You let it go. I can tell you’re letting it go, rather than pushing it out, from the relief that passes over your face. That’s what I focus on as it pours over my tits, the warmth as comforting as I predicted, the smell just as strong. You look like you’re enjoying yourself, and I feel like a good pup.
I feel like that even more so when you say, “Dirty slut. Open your mouth.”
Instinct tells me not to. I know I hate the taste. But devotion overrides it, and I let my tongue hang out.
It’s bitter, and sort of like beer, and near impossible to describe. Its colour is pale from the water I had you drink, something I feel distantly smug about as it drips off my tits. I scrunch my eyes shut but I keep my mouth open, except when I force myself to swallow a teaspoon’s worth just to prove that I can.
It lasts about twenty seconds, but it feels so much longer than that.
At last, the sensation and the sound of liquid running over me both stop. I open my eyes, and you’re letting the last drops of piss fall off your foreskin, holding your cock loosely, staring at me.

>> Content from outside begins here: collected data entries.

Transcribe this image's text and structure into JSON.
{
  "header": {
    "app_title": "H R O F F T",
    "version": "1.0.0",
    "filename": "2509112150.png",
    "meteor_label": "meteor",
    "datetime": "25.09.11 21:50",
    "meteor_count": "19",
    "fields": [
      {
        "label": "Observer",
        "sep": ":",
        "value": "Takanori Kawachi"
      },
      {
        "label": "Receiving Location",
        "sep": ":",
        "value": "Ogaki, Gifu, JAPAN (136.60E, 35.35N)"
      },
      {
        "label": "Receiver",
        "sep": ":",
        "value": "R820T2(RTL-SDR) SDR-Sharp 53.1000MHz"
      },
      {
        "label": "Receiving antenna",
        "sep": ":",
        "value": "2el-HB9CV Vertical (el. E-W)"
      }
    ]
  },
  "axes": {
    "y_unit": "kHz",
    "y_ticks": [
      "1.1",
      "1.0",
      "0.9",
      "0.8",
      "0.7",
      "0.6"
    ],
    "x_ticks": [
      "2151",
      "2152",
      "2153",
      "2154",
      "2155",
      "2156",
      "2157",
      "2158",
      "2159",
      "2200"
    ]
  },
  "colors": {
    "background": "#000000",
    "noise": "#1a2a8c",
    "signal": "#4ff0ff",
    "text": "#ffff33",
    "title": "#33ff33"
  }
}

“Clean it up,” you command, so I do.
I suck gently at the head of your dick, my nose wrinkling involuntarily at the taste. I know later you’ll tell me it was cute. I do as thorough a job as I can bear, then pull away.
You look satisfied. “That’s a good little slut.” I glow. “Now, you get nice and clean in the shower. Daddy will be waiting for you in the bedroom.” I must be staring at you blankly, because you explain: “I’m nowhere near done with you yet.”